私は衝撃のあまり、しばらく返事が出来なかった。
火野家の娘として生まれた私には、元から結婚相手を選ぶ自由はなかった。火野家の娘は十八前後になると本家当主から結婚相手を指示され、必ずそれに従わなければならない。しかし相手が西洋人なんて話は聞いたことがない。
火野家の当主は代々女性で、結婚は女性の幸せにとって重要だと分かっている。だから強制的な結婚といっても、相手の性格や二人の相性は十分考慮される。今回のようにめちゃくちゃと言っていい話は他に例がない。
呆然とする私に母は言った。「もちろん辰希は一緒に行くわ。だから独りぼっちになるわけではないのよ」
母はそれ以上何も言わず、私を部屋から下がらせた。その後もこの件に関する質問は許されなかった。
「珠希、どうした?」
私はリーアンの声で現実に引き戻された。
「ちょっと、思い出してたの。母がわたしに結婚のことを話したときのことを」
当時は気が動転していて気付かなかったが、あのときの母は明らかにいつもと様子が違っていた。
「母はいつも冷静で、感情を表に出さない人なの。でもあのときは傍目に分かるくらい憔悴していて、目も腫れてたような気がするの」
リーアンとリエルは目を見交わした。
「何か深い事情があるみたいですね。それにしても‥‥」
言いながらリエルは考え込んでしまった。リーアンは繋いだ私の手をぎゅっと握りしめた。
「心配するな。ルーナー家は全力を上げて珠希をバックアップする」
リエルは軽く溜め息をついた。
「ルーナー家は義姉上が封蛇師だと、いつ知ったんですか?」
リーアンは言った。
「式の時だ」
リエルはやや口を開き、呆然とした顔になった。
「それで‥‥よく式を決行しましたね」
リーアンは苦笑した。
「結婚を申し込んだのはこちらだ。それにイトラ教も魔法の塔も、封蛇師を欲しがってるのは知ってた。火野家の思惑は謎だったけど、取り止めることなんて出来なかった」
リーアンは少し躊躇った後に言った。
「珠希の母上が言ったんだ。これが珠希を幸せにする最善の方法なんだって」
私はリーアンをまじまじと見てしまった。火野家は閉鎖的な一族だが、決して鬼の集団ではない。一族の安定した存続と個人の幸せも考えられている。
「ちょっと嫌な予感がしますね」
リエルはそれだけ言うと、砂利道の上の方に目をやった。
砂利を踏む音とともに辰希が駆け下って来た。
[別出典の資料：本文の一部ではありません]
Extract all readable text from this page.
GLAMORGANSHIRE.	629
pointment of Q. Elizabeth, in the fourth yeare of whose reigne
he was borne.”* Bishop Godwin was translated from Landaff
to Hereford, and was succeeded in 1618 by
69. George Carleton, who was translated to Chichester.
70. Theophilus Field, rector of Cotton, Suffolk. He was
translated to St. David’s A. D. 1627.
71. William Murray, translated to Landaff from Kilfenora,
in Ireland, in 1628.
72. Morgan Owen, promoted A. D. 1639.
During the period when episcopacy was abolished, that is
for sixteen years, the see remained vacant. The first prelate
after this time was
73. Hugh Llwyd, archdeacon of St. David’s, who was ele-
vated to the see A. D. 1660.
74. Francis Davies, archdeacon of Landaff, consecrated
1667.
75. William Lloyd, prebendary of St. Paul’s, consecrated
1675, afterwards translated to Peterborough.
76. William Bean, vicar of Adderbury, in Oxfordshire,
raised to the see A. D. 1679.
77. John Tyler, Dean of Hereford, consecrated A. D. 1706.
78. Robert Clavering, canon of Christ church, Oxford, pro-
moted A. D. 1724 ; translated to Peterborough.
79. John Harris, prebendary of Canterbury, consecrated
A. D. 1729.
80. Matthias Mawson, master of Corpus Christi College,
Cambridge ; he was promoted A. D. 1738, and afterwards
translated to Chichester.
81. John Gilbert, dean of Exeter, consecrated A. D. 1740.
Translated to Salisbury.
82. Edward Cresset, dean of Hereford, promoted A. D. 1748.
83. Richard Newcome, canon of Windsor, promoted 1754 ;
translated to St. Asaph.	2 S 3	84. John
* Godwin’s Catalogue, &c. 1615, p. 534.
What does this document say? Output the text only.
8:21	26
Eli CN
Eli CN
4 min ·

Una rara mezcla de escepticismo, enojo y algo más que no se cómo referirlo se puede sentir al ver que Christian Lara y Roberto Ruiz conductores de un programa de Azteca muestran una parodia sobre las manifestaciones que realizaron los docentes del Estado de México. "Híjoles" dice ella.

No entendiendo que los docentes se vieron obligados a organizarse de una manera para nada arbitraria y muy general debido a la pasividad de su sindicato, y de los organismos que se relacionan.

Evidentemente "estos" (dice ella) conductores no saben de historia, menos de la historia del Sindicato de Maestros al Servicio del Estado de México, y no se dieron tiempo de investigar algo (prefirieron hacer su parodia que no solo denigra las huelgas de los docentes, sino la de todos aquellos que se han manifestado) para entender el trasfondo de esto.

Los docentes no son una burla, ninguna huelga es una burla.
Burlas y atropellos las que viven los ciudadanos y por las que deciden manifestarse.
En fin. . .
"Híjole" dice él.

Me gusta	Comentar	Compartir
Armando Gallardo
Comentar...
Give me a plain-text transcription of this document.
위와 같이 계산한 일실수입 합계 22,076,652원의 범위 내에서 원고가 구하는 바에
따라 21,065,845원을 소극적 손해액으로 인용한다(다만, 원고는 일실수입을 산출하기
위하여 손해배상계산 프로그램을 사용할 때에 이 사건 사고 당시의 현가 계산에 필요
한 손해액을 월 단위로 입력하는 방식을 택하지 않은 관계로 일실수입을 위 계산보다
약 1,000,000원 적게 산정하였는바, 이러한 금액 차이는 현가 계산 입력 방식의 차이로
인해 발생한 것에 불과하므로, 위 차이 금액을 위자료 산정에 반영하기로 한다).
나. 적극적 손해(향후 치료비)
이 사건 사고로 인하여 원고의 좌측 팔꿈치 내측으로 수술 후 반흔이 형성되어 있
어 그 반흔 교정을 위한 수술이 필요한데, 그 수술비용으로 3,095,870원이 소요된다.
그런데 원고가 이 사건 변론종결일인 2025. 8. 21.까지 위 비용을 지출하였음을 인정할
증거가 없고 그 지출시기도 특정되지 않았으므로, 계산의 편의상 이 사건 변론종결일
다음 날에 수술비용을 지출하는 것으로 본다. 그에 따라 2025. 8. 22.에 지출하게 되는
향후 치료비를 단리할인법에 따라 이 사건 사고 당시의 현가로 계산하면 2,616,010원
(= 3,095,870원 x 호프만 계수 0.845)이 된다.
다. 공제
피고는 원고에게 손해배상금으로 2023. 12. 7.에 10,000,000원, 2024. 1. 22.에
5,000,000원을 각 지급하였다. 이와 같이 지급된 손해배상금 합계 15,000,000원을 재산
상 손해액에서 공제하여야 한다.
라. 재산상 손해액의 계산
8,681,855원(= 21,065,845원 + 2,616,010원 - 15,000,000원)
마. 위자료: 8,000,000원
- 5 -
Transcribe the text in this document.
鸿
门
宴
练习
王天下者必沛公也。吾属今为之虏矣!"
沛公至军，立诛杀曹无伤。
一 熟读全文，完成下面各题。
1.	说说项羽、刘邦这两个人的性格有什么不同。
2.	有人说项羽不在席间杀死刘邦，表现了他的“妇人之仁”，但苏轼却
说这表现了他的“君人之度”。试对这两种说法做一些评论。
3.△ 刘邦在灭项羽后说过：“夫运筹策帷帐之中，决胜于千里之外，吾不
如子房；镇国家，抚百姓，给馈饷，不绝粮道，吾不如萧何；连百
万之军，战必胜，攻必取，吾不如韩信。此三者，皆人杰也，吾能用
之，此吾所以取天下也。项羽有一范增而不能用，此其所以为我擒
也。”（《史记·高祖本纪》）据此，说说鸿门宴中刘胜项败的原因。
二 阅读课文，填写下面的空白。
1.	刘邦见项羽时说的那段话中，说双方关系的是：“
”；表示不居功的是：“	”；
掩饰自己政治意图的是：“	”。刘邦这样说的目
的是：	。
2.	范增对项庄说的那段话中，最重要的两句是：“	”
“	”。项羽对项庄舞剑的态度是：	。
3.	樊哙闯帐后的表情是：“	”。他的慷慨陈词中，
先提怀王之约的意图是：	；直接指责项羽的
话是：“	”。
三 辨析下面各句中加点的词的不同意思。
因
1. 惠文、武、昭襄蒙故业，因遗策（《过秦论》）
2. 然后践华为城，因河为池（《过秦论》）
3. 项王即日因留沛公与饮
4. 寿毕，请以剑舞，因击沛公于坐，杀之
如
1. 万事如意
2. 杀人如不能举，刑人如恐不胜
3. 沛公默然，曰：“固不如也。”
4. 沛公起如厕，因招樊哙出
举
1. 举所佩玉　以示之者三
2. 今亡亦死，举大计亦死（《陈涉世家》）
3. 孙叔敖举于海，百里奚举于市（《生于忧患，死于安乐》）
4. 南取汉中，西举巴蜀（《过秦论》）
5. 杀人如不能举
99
走り回って来たはずなのに、何故かすっきりとしていて服装も違う。
「あれ、三人で深刻な顔してどうしたの?まさかまた喧嘩?」
言ってから、辰希は私とリーアンが手を繋いでいるのを見て小首を傾げた。
「違うみたいだね。それならいいけど」
リエルは急に明るい笑顔を取り戻し、辰希に向かって言った。
「鍛錬から戻って来たところで申し訳ないんですが、ちょっとこの山で薬草集めを手伝ってもらえませんか?」
辰希は一拍の後に答えた。
「いいよ。まだ時間があるしね」
リエルは持っていた買い物袋をリーアンに押し付けると、辰希と一緒に山を登っていった。
「腹、減ってないか?」
リーアンはまた質問した。
「ちょっとすいてるみたい」
リーアンは私の手を引いて向かいの店に入った。食欲をそそるにおいが私の胃を刺激する。
店の奥はカウンターだけの小さな食堂になっていた。
黒板に手書きでメニューが書かれていた。
【こだわりのチキンカレー】
何種類かあるように見えたフードメニューは、単に何種類かの言語で書かれていただけですべて同じ内容だった。
リーアンはカウンターの奥に向かって叫んだ。
「おばさん、どこだ!?」
たっぷり五分後にカウンターの奥から現れたのは、どう見てもおばさんではなかった。